Search Unity

Bug Bad Job Scheduling Halves Performance (IN-35504)

Discussion in 'C# Job System' started by Ponzel, Jul 22, 2021.

  1. Ponzel

    Ponzel

    Joined:
    Jun 17, 2017
    Posts:
    41
    Hello everyone!

    I'm working on a simulation game which requires a lot of CPU time to simulate the world.
    In order to achieve a good frame rate, I tried running most of the calculations in jobs while the main thread is busy rendering.

    So I scheduled the jobs at the end of Update(). They would have time to complete until the blue BehaviourUpdate code is called in the next frame.
    This is the result:

    jobsDuringAnimator.png

    Unfortunately, Unity thinks my jobs are so important that it's ok for them to hold up the animator, delaying rendering.

    So I thought maybe single jobs take so long that the scheduler can't start an animator job. Since the scheduler can't interrupt jobs, we need to have some jobs finish and give the scheduler an opportunity to start an animator job. So I tried splitting each job into 4 - more jobs but they finish quicker. This is the result:

    jobsDuringAnimator2.png

    There are plenty of opportunities to let the animator do its thing, but Unity prefers to work on my jobs first.

    There is lots of unused time during the renderer and physics phase I could use to run the simulation. Ideally, I'd be able to assign a lower priority to my jobs so Unity can do what it must when necessary and my jobs could fill the unused time in between.

    Please let me know if you have any idea how to use the job system so that it uses all the available time in the frame or if that is possible at all. Thanks a lot for any input!
     
    redwyre likes this.
  2. Yoreki

    Yoreki

    Joined:
    Apr 10, 2019
    Posts:
    2,605
    I dont really work with animations / Animators, so i cant say too much about that in particular. However, as a general rule with Jobs you want to "Schedule Early, Complete Late", so it seems a bit weird that you schedule at the end of a frame, to collect the data in the next frame. But of course this may work.
    Last time i worked with DOTS, which was last year tho, Unity did a pretty fantastic job at deciding what can be calculated when. So it may be that some part of your architecture locks the animator out of doing its thing until some Job finished.
    Since Jobs utilize most of the CPU, but the Animator likely only runs on the main thread like most things in Unity, no amount of "giving jobs a lower priority" should change anything about the behavior you see. But i may be wrong.
    On that note, it would be good to see a bit more about how you handle the data the jobs prepare for your animators.

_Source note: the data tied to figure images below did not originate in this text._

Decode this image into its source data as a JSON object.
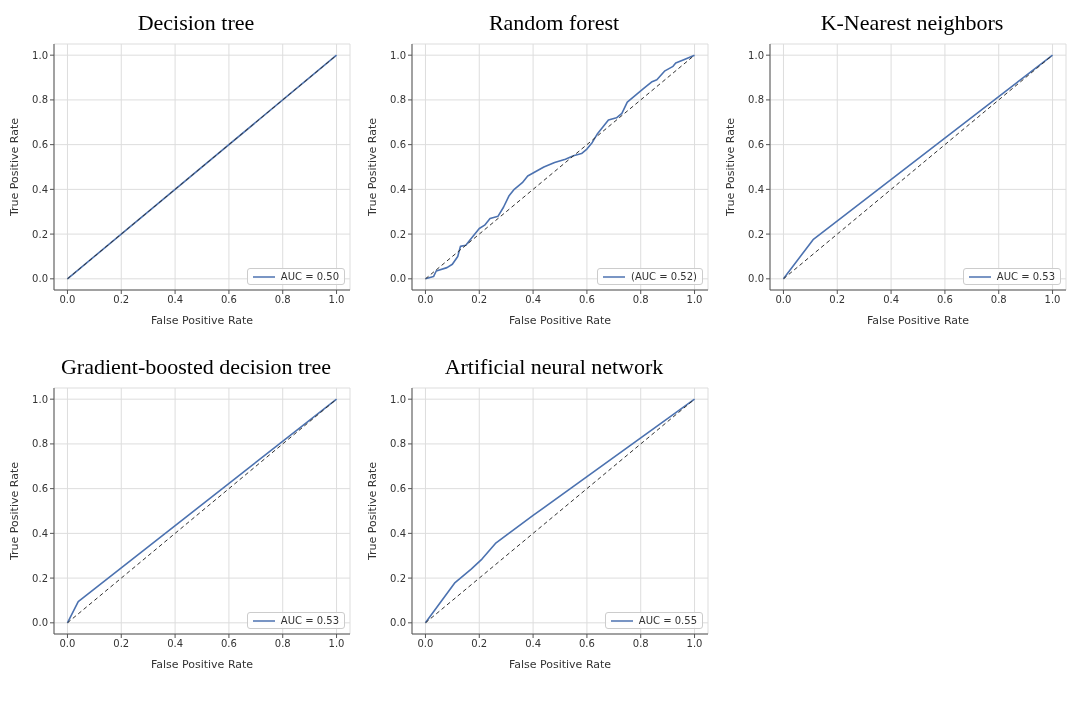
{
  "chart_data": [
    {
      "type": "line",
      "title": "Decision tree",
      "xlabel": "False Positive Rate",
      "ylabel": "True Positive Rate",
      "xlim": [
        -0.05,
        1.05
      ],
      "ylim": [
        -0.05,
        1.05
      ],
      "xticks": [
        {
          "value": 0,
          "label": "0.0"
        },
        {
          "value": 0.2,
          "label": "0.2"
        },
        {
          "value": 0.4,
          "label": "0.4"
        },
        {
          "value": 0.6,
          "label": "0.6"
        },
        {
          "value": 0.8,
          "label": "0.8"
        },
        {
          "value": 1,
          "label": "1.0"
        }
      ],
      "yticks": [
        {
          "value": 0,
          "label": "0.0"
        },
        {
          "value": 0.2,
          "label": "0.2"
        },
        {
          "value": 0.4,
          "label": "0.4"
        },
        {
          "value": 0.6,
          "label": "0.6"
        },
        {
          "value": 0.8,
          "label": "0.8"
        },
        {
          "value": 1,
          "label": "1.0"
        }
      ],
      "grid": true,
      "legend": "bottom right",
      "series": [
        {
          "name": "AUC = 0.50",
          "color": "#4c72b0",
          "x": [
            0,
            1
          ],
          "values": [
            0,
            1
          ]
        },
        {
          "color": "#333333",
          "line_style": "dashed",
          "x": [
            0,
            1
          ],
          "values": [
            0,
            1
          ]
        }
      ]
    },
    {
      "type": "line",
      "title": "Random forest",
      "xlabel": "False Positive Rate",
      "ylabel": "True Positive Rate",
      "xlim": [
        -0.05,
        1.05
      ],
      "ylim": [
        -0.05,
        1.05
      ],
      "xticks": [
        {
          "value": 0,
          "label": "0.0"
        },
        {
          "value": 0.2,
          "label": "0.2"
        },
        {
          "value": 0.4,
          "label": "0.4"
        },
        {
          "value": 0.6,
          "label": "0.6"
        },
        {
          "value": 0.8,
          "label": "0.8"
        },
        {
          "value": 1,
          "label": "1.0"
        }
      ],
      "yticks": [
        {
          "value": 0,
          "label": "0.0"
        },
        {
          "value": 0.2,
          "label": "0.2"
        },
        {
          "value": 0.4,
          "label": "0.4"
        },
        {
          "value": 0.6,
          "label": "0.6"
        },
        {
          "value": 0.8,
          "label": "0.8"
        },
        {
          "value": 1,
          "label": "1.0"
        }
      ],
      "grid": true,
      "legend": "bottom right",
      "series": [
        {
          "name": "(AUC = 0.52)",
          "color": "#4c72b0",
          "x": [
            0,
            0.03,
            0.04,
            0.08,
            0.1,
            0.12,
            0.13,
            0.15,
            0.17,
            0.2,
            0.22,
            0.24,
            0.27,
            0.29,
            0.31,
            0.33,
            0.36,
            0.38,
            0.41,
            0.44,
            0.48,
            0.52,
            0.55,
            0.58,
            0.6,
            0.62,
            0.64,
            0.66,
            0.68,
            0.71,
            0.73,
            0.75,
            0.78,
            0.81,
            0.84,
            0.86,
            0.89,
            0.92,
            0.93,
            0.96,
            1
          ],
          "values": [
            0,
            0.01,
            0.035,
            0.05,
            0.065,
            0.1,
            0.145,
            0.15,
            0.18,
            0.225,
            0.24,
            0.27,
            0.28,
            0.32,
            0.37,
            0.4,
            0.43,
            0.46,
            0.48,
            0.5,
            0.52,
            0.535,
            0.55,
            0.56,
            0.58,
            0.61,
            0.65,
            0.68,
            0.71,
            0.72,
            0.74,
            0.79,
            0.82,
            0.85,
            0.88,
            0.89,
            0.93,
            0.95,
            0.965,
            0.98,
            1
          ]
        },
        {
          "color": "#333333",
          "line_style": "dashed",
          "x": [
            0,
            1
          ],
          "values": [
            0,
            1
          ]
        }
      ]
    },
    {
      "type": "line",
      "title": "K-Nearest neighbors",
      "xlabel": "False Positive Rate",
      "ylabel": "True Positive Rate",
      "xlim": [
        -0.05,
        1.05
      ],
      "ylim": [
        -0.05,
        1.05
      ],
      "xticks": [
        {
          "value": 0,
          "label": "0.0"
        },
        {
          "value": 0.2,
          "label": "0.2"
        },
        {
          "value": 0.4,
          "label": "0.4"
        },
        {
          "value": 0.6,
          "label": "0.6"
        },
        {
          "value": 0.8,
          "label": "0.8"
        },
        {
          "value": 1,
          "label": "1.0"
        }
      ],
      "yticks": [
        {
          "value": 0,
          "label": "0.0"
        },
        {
          "value": 0.2,
          "label": "0.2"
        },
        {
          "value": 0.4,
          "label": "0.4"
        },
        {
          "value": 0.6,
          "label": "0.6"
        },
        {
          "value": 0.8,
          "label": "0.8"
        },
        {
          "value": 1,
          "label": "1.0"
        }
      ],
      "grid": true,
      "legend": "bottom right",
      "series": [
        {
          "name": "AUC = 0.53",
          "color": "#4c72b0",
          "x": [
            0,
            0.11,
            1
          ],
          "values": [
            0,
            0.175,
            1
          ]
        },
        {
          "color": "#333333",
          "line_style": "dashed",
          "x": [
            0,
            1
          ],
          "values": [
            0,
            1
          ]
        }
      ]
    },
    {
      "type": "line",
      "title": "Gradient-boosted decision tree",
      "xlabel": "False Positive Rate",
      "ylabel": "True Positive Rate",
      "xlim": [
        -0.05,
        1.05
      ],
      "ylim": [
        -0.05,
        1.05
      ],
      "xticks": [
        {
          "value": 0,
          "label": "0.0"
        },
        {
          "value": 0.2,
          "label": "0.2"
        },
        {
          "value": 0.4,
          "label": "0.4"
        },
        {
          "value": 0.6,
          "label": "0.6"
        },
        {
          "value": 0.8,
          "label": "0.8"
        },
        {
          "value": 1,
          "label": "1.0"
        }
      ],
      "yticks": [
        {
          "value": 0,
          "label": "0.0"
        },
        {
          "value": 0.2,
          "label": "0.2"
        },
        {
          "value": 0.4,
          "label": "0.4"
        },
        {
          "value": 0.6,
          "label": "0.6"
        },
        {
          "value": 0.8,
          "label": "0.8"
        },
        {
          "value": 1,
          "label": "1.0"
        }
      ],
      "grid": true,
      "legend": "bottom right",
      "series": [
        {
          "name": "AUC = 0.53",
          "color": "#4c72b0",
          "x": [
            0,
            0.04,
            1
          ],
          "values": [
            0,
            0.095,
            1
          ]
        },
        {
          "color": "#333333",
          "line_style": "dashed",
          "x": [
            0,
            1
          ],
          "values": [
            0,
            1
          ]
        }
      ]
    },
    {
      "type": "line",
      "title": "Artificial neural network",
      "xlabel": "False Positive Rate",
      "ylabel": "True Positive Rate",
      "xlim": [
        -0.05,
        1.05
      ],
      "ylim": [
        -0.05,
        1.05
      ],
      "xticks": [
        {
          "value": 0,
          "label": "0.0"
        },
        {
          "value": 0.2,
          "label": "0.2"
        },
        {
          "value": 0.4,
          "label": "0.4"
        },
        {
          "value": 0.6,
          "label": "0.6"
        },
        {
          "value": 0.8,
          "label": "0.8"
        },
        {
          "value": 1,
          "label": "1.0"
        }
      ],
      "yticks": [
        {
          "value": 0,
          "label": "0.0"
        },
        {
          "value": 0.2,
          "label": "0.2"
        },
        {
          "value": 0.4,
          "label": "0.4"
        },
        {
          "value": 0.6,
          "label": "0.6"
        },
        {
          "value": 0.8,
          "label": "0.8"
        },
        {
          "value": 1,
          "label": "1.0"
        }
      ],
      "grid": true,
      "legend": "bottom right",
      "series": [
        {
          "name": "AUC = 0.55",
          "color": "#4c72b0",
          "x": [
            0,
            0.11,
            0.17,
            0.21,
            0.26,
            0.4,
            1
          ],
          "values": [
            0,
            0.18,
            0.24,
            0.285,
            0.355,
            0.48,
            1
          ]
        },
        {
          "color": "#333333",
          "line_style": "dashed",
          "x": [
            0,
            1
          ],
          "values": [
            0,
            1
          ]
        }
      ]
    }
  ]
}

    Also, while im not sure anything official exists, some people seemingly created animation systems for dots, which may be worth looking into.
     
  3. Ponzel

    Ponzel

    Joined:
    Jun 17, 2017
    Posts:
    41
    Thanks for trying to help! Let me address your suggestions one by one:

    My jobs are calculating the simulation and my code on the main thread is applying the results. So if I scheduled the jobs at the beginning of the frame, the main thread would have to immediately wait for the calculation to complete so it can apply the results. This way I first get the results from the last simulation step, apply them, kick off the next simulation step and then have time to do other stuff like rendering while the simulation for the next frame runs in the background.

    I can't apply and calculate at the same time - that would lead to race conditions.

    The cyan-colored bars in the picture above are animation jobs - on the main thread and otherwise. The animator is taking so long because it waits for its own jobs to finish. You can even see a blue colored bar in the main thread while the animator is waiting for its animation jobs: This means the main thread is processing one of my jobs instead of animation code.

    My jobs don't interface with the animators at all. The animators are just long-running background animations and the jobs calculates other stuff, like how many resources are in which item. This is also why the jobs can't block the animators, because they're not even referenced in my code, jobs or otherwise, they just start automatically when the object spawns and that's it.
     
  4. Ponzel

    Ponzel

    Joined:
    Jun 17, 2017
    Posts:
    41
    I just made a visualization to explain why I'm running jobs during the animation / rendering / physics phase and not during BehaviourUpdate:

    jobsVisualization.png

    Sure, Unity also runs some jobs during in the animator / rendering / physics phase, but as you can see in the profiler picture above, the worker threads are idling most of the time in that phase.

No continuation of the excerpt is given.